ETF de ações brasileiras registra maior entrada semanal desde 2019
Um fundo negociado em bolsa (ETF) focado em ações brasileiras registrou entradas líquidas pela primeira vez desde julho, em um volume não observado em mais de cinco anos. Investidores aplicaram mais de US$ 285 milhões no iShares MSCI Brazil ETF (EWZ), que totaliza US$ 5,85 bilhões em ativos. Essa é a primeira entrada semanal desde que o então presidente dos EUA, Donald Trump, anunciou tarifas de 50% sobre produtos do Brasil em 10 de julho, além de ser a maior entrada semanal no ETF desde dezembro de 2019.

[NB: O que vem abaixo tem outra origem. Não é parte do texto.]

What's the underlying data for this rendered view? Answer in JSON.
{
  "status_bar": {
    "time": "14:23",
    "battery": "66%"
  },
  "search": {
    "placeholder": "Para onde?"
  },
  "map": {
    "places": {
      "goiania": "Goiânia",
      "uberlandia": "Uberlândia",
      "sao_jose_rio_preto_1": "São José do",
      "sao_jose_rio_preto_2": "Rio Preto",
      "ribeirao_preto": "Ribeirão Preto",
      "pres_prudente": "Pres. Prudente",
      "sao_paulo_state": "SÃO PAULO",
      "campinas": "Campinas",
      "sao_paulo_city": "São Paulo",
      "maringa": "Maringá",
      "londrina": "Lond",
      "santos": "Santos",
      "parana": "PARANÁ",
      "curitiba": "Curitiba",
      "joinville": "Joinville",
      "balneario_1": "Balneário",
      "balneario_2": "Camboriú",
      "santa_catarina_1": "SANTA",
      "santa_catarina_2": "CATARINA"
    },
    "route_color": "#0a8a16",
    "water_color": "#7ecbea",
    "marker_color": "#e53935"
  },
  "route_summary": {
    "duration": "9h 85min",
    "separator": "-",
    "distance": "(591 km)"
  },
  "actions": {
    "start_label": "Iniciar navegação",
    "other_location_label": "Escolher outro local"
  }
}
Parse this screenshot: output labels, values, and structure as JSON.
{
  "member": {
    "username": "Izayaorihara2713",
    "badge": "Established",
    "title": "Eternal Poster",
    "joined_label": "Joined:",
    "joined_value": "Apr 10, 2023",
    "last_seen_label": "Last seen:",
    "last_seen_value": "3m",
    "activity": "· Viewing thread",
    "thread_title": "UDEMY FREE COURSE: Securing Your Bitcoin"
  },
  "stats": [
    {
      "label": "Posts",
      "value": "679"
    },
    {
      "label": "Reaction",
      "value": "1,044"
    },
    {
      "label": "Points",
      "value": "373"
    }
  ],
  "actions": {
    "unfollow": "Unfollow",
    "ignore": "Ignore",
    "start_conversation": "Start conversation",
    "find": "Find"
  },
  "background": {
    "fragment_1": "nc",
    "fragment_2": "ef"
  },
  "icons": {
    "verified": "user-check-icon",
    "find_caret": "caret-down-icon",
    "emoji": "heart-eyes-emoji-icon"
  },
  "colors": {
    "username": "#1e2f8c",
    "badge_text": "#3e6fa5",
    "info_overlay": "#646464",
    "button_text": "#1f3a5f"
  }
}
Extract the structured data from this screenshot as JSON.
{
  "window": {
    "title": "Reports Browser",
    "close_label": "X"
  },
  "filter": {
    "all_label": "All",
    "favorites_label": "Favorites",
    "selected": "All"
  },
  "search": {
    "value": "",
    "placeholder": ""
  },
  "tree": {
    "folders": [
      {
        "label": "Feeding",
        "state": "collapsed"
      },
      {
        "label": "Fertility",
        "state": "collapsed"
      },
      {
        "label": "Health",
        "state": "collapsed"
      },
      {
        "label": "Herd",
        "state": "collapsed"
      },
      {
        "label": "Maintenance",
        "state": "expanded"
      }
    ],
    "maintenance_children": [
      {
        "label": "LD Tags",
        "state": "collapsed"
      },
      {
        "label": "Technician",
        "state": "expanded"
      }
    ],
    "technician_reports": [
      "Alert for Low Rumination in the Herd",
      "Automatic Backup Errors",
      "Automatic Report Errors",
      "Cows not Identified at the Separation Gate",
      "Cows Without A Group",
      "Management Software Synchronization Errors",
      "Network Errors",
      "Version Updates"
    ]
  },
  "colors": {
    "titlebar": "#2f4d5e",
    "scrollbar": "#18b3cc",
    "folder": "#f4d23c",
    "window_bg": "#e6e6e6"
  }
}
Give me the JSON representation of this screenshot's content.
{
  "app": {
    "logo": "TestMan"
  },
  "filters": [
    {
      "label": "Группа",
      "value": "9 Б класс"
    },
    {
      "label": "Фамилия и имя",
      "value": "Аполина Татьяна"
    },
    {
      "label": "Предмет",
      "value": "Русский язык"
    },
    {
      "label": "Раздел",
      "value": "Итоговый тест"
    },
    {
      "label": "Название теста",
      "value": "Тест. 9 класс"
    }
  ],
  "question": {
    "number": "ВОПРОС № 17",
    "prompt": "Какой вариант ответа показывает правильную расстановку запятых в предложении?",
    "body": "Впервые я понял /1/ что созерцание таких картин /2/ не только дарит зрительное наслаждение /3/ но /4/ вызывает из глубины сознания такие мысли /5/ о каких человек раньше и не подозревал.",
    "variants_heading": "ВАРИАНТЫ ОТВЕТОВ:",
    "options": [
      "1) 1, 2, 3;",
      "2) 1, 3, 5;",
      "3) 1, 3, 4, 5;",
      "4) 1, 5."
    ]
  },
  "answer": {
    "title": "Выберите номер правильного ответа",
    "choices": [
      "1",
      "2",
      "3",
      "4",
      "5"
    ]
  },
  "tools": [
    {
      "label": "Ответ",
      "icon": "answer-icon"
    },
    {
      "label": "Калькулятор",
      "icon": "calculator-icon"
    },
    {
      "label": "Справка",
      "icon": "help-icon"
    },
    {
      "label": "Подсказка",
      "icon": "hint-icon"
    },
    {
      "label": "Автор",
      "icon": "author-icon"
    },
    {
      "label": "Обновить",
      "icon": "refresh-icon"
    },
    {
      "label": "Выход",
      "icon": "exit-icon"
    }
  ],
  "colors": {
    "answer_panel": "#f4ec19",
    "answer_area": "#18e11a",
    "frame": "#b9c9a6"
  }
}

O movimento acontece após sinais de amenização nas tensões comerciais entre Brasil e Estados Unidos. O presidente Luiz Inácio Lula da Silva e Trump tiveram um encontro informal durante a Assembleia Geral da ONU em 23 de setembro e conversaram por telefone no início desta semana, suas primeiras conversas significativas em meses.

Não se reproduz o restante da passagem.